Fig. 4 — DSC thermograms of a 5,7-DMF, b HPβ-CD, c lyophilized 1:1 molar 5,7-DMF/HPβ-CD complex and d the physical (non-complexed) mixture of 5,7-DMF and HPβ-CD (1:1 molar ratio)

XRD Analysis

Further evidence for the formation of the 5,7-DMF/HPβ-CD complex was obtained from the powder XRD patterns. Intense and sharp peaks in the diffraction pattern of 5,7-DMF (Fig. 5a) indicated the crystal nature of the compound. In contrast, the XRD pattern of HPβ-CD showed an amorphous structure (Fig. 5b). The diffraction pattern of the lyophilized inclusion complex (Fig. 5c) was clearly distinct from the physical mixture (Fig. 5d). The physical mixture principally displayed the simple combination characteristics of an amorphous cyclodextrin and a crystalline 5,7-DMF, whilst the lyophilized inclusion complex displayed an amorphous structure. The latter pattern was probably due to both the structure of HPβ-CD and the lyophilization process. However, the loss of crystallinity of the complex supported the formation of a new amorphous inclusion complex between 5,7-DMF and HPβ-CD.
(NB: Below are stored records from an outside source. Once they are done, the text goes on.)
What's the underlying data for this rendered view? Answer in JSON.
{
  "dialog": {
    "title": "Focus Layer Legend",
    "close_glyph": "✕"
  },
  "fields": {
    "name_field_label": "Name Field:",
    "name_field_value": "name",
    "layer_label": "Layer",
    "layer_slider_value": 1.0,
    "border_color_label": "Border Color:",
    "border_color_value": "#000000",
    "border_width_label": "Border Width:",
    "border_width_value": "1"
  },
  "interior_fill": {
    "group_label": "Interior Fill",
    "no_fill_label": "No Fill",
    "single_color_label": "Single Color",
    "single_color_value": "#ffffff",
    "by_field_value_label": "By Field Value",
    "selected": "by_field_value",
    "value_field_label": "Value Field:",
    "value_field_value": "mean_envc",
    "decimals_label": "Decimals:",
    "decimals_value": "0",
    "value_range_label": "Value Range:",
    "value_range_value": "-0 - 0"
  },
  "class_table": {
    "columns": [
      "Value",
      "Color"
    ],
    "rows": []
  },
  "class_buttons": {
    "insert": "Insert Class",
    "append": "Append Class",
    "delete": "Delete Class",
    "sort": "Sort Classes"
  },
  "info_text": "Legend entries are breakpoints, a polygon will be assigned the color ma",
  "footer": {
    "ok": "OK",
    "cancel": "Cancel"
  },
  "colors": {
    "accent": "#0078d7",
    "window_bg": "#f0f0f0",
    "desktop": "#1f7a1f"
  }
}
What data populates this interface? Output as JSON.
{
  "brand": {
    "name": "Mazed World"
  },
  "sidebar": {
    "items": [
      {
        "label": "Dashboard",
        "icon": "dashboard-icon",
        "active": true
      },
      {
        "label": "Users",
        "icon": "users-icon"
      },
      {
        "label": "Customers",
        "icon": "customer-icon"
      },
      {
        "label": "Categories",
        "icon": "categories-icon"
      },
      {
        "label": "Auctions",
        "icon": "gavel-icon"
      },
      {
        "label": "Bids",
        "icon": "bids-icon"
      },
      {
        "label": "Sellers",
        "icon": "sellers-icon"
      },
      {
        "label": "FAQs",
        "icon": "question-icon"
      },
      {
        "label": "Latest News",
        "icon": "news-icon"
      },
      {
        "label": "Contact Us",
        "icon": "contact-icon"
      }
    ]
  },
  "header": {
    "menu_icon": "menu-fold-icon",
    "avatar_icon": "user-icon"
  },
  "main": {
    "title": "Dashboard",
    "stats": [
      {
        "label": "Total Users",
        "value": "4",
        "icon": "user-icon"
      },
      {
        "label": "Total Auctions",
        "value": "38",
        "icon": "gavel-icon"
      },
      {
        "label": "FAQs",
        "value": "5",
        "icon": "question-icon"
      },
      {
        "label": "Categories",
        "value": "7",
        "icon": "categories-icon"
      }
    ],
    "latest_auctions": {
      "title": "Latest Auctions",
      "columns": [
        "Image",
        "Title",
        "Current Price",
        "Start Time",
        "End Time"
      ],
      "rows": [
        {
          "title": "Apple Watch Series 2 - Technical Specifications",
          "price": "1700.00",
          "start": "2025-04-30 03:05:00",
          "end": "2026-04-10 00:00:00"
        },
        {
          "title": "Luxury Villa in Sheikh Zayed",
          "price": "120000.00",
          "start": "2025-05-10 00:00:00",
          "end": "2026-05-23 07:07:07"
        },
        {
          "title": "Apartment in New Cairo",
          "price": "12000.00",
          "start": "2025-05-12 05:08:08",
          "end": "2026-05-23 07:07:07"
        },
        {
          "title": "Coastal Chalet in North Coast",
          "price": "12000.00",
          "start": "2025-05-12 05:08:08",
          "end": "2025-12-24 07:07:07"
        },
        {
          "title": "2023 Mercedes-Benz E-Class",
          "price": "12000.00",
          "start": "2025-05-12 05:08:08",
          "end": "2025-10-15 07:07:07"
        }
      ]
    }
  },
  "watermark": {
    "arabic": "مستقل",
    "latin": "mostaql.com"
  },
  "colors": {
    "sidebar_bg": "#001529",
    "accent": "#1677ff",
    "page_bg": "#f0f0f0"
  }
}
Fig. 5 — The XRD patterns of a 5,7-DMF, b HPβ-CD, c lyophilized 1:1 molar 5,7-DMF/HPβ-CD complex and d the physical (non-complexed) mixture of 5,7-DMF and HPβ-CD (1:1 molar ratio)

¹H NMR and ROESY Analyses

The ¹H NMR spectroscopy studies of HPβ-CD and the 5,7-DMF/HPβ-CD complexes were performed to evaluate if the inclusion of 5,7-DMF was inside the HPβ-CD cavity. Given that the HPβ-CD H3 and H5 protons inside the hydrophobic cavity were close to the wide and narrow rims of the HPβ-CD cavity, respectively (Fig. 1), then significant chemical shifts of the H3 and H5 protons would result if the guest molecule is located in the HPβ-CD cavity to form an inclusion complex. The ¹H NMR data of HPβ-CD with and without 5,7-DMF, and the values of the complexation shifts (Δδ), are shown in Table I (see their ¹H NMR spectra in SI Fig. S3), where the Δδ of the protons H3 and (especially) H5 (inside the HPβ-CD structure) were indeed larger than the others (H1, H2, H4, H6 and Me) that are located on the outside of the structure. The larger changes are explained by the magnetic anisotropic effect in which the presence of the aromatic benzene moiety of 5,7-DMF caused a shielding effect towards the interior protons of HPβ-CD (26). Thus, these results strongly support the formation of a 5,7-DMF/HPβ-CD inclusion complex.

Table I.

The Proton Chemical Shifts of HPβ-CD and the 1:1 Molar Ratio 5,7-DMF/HPβ-CD Complex, as Determined by NMR Analysis

	δ (ppm)		Δδ ^a
	HPβ-CD	5,7-DMF/HPβ-CD complex	Δδ ^a
H-1	4.885	4.878	−0.007
H-2	3.441	3.436	−0.005
H-3	3.771	3.758	−0.013
H-4	3.399	3.393	−0.006
H-5	3.681	3.644	−0.037
H-6	3.681	3.675	−0.006
Me	0.965	0.956	−0.009

Open in a new tab

a = δ _(complex) − δ _(HPβ-CD)

To gain more information on the inclusion mode, 2D–ROESY analysis was performed to provide correlation through the space proximity of the host and guest protons. The ¹H-¹H 2D-ROESY spectrum of the 1:1 molar ratio 5,7-DMF/HPβ-CD complex (Fig. 6) showed the correlations of the H3 and H8 protons of 5,7-DMF with the H5 and H6 protons of HPβ-CD, but no correlation was evident between the B-ring protons of 5,7-DMF and the H3 or H5 protons of HPβ-CD. These results indicated that the inclusion of 5,7-DMF involves the A-ring, not the B-ring, which was normally found for other flavones previously reported in the literatures (15,19). Unlike the other flavones reported, the A-ring of 5,7-DMF contains no hydroxyl group which probably furnishes the hydrophobic driving force for its inclusion into the CD cavity.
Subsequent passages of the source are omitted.